ERC Consolidator Grant - Small animal proton irradiator for research in molecular image-guided radiation-oncology (SIRMIO)
- Project leader: Prof. Dr. Katia Parodi
- Affiliation: Chair of Medical Physics
- Funding: 2017 to 2021
Precision small animal radiotherapy (RT) research is a young emerging field aiming at unravelling complex in-vivo mechanisms of radiation damage in target and non-target tissues, for translation into improved clinical treatment strategies. For commonly used X-rays, commercial small animal radiation research platforms were recently developed to provide precision imaged-guided RT comparable to state-of-the-art human treatment. Conversely, such platforms are not yet existing for proton beams, which are increasingly used in RT due to their superior ability to concentrate beam energy in the tumour and spare normal tissue. Pre-clinical research is thus carried out at the few available proton therapy facilities, lacking adequate beam quality and image-guidance for small animal treatment. To fill this gap, this project will realize and demonstrate the first prototype system for precision small animal proton irradiation at existing experimental beamlines of clinical facilities.

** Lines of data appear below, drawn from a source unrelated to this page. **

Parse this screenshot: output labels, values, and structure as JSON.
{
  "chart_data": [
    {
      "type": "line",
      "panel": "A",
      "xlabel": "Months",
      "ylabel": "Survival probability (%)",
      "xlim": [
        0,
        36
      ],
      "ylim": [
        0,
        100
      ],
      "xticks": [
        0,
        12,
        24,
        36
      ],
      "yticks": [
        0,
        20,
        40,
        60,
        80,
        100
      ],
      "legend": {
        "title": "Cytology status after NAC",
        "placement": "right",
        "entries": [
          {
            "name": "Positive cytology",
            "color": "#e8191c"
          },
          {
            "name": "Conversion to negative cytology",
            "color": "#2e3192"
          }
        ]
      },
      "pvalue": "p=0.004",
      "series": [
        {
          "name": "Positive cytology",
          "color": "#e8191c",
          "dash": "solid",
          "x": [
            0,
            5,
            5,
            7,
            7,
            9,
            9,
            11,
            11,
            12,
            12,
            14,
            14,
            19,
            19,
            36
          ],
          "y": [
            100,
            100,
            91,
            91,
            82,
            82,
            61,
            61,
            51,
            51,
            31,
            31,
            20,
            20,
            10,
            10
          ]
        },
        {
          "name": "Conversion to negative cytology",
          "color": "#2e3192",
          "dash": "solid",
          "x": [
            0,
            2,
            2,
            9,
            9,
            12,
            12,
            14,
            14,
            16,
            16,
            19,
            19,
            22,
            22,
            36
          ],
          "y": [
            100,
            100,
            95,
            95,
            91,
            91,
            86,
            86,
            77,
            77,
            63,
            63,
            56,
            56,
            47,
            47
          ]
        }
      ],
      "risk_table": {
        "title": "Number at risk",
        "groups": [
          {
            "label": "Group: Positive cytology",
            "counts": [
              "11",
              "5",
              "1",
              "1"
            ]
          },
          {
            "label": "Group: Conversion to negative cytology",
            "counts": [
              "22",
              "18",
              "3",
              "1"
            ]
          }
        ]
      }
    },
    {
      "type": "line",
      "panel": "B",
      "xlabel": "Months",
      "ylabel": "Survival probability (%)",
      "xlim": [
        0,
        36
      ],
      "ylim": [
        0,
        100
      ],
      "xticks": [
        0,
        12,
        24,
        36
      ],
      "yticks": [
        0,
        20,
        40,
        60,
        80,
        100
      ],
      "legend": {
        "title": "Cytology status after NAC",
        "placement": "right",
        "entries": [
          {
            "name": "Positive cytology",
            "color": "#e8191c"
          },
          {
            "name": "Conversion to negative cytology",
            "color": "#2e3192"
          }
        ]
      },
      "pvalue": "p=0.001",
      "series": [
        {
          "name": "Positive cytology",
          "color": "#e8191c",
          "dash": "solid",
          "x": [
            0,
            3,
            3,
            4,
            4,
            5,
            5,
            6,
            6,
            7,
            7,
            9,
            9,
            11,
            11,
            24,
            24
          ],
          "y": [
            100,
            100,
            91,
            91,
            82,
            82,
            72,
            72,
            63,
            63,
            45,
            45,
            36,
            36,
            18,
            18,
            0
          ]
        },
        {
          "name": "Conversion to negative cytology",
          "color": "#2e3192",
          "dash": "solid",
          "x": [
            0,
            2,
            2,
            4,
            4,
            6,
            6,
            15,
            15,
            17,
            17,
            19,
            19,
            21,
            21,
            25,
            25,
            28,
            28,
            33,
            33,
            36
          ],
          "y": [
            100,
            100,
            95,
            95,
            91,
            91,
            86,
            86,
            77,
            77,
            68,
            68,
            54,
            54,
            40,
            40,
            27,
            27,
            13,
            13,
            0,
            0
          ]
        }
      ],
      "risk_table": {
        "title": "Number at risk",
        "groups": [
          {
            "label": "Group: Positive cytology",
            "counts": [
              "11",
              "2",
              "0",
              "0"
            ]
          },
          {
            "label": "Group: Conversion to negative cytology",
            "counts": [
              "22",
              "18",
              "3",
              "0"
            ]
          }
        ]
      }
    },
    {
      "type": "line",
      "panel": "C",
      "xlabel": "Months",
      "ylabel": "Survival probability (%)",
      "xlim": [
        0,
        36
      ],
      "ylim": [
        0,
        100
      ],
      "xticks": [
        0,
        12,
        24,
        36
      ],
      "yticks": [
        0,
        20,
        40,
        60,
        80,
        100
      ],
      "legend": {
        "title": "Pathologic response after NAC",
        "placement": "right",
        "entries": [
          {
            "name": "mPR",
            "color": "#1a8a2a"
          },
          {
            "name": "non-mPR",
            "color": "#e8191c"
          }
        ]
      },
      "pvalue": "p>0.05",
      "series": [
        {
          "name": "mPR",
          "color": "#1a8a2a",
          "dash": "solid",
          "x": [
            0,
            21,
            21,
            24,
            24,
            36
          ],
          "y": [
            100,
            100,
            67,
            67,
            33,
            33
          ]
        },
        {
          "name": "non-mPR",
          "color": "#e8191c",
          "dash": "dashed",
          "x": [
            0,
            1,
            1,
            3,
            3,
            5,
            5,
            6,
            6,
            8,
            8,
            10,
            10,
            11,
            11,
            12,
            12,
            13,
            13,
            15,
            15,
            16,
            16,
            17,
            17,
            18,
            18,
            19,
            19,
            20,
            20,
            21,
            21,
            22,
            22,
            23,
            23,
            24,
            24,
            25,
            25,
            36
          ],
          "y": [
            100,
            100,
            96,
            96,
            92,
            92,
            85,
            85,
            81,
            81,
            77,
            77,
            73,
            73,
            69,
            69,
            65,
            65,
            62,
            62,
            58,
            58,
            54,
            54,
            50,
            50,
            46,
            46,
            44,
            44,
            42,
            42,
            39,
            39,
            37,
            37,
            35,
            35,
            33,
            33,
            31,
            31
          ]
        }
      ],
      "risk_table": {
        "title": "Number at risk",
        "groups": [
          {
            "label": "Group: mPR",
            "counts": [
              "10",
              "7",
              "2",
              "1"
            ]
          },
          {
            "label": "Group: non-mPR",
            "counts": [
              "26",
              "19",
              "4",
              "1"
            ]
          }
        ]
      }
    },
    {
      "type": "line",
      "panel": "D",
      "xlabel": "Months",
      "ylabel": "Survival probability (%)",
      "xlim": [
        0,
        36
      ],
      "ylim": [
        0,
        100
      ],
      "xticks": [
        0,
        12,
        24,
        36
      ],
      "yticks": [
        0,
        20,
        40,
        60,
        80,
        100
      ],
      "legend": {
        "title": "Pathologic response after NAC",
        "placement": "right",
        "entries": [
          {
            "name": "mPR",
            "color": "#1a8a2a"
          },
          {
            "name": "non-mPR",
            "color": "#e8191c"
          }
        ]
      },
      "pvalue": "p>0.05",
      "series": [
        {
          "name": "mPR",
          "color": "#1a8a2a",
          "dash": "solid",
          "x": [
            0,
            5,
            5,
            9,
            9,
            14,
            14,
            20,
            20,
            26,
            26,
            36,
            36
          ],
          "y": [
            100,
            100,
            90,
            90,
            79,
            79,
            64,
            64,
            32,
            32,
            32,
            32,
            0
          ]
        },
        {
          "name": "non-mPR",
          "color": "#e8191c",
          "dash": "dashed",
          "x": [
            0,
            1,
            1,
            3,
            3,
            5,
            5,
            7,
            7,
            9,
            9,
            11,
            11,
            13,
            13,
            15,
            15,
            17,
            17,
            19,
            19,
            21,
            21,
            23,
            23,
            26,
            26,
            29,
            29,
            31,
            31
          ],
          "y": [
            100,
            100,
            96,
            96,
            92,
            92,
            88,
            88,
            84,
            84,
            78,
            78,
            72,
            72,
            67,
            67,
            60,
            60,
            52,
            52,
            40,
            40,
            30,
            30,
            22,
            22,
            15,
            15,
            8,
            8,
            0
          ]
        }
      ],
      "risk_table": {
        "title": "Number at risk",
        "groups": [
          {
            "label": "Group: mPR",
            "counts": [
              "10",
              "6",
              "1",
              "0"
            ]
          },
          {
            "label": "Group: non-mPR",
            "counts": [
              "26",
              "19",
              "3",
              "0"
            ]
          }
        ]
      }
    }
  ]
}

Improved beam quality for targeting small structures will be achieved via a dedicated magnetic focusing system. Innovative in-situ image-guidance will combine ion-specific solutions of proton-transmission imaging (for treatment planning) and thermoacoustics (for verification of the beam range) with established ultrasound (for real-time morphological confirmation) and positron-emission-tomography (for functional assessment). The resulting multi-modal “sight” will be used to foster new workflows of treatment adaptation. The system will be thoroughly tested and finally deployed in a first in-vivo study in different orthotopic mouse cancer models, in comparison to reference X-ray RT at a commercial small animal platform. SIRMIO will deliver the first, compact and cost-effective precision small animal proton irradiator for advancing molecular oncology and animal-based proton RT research, thereby providing new experimental insights in biological in-situ responses towards proton and photon irradiation.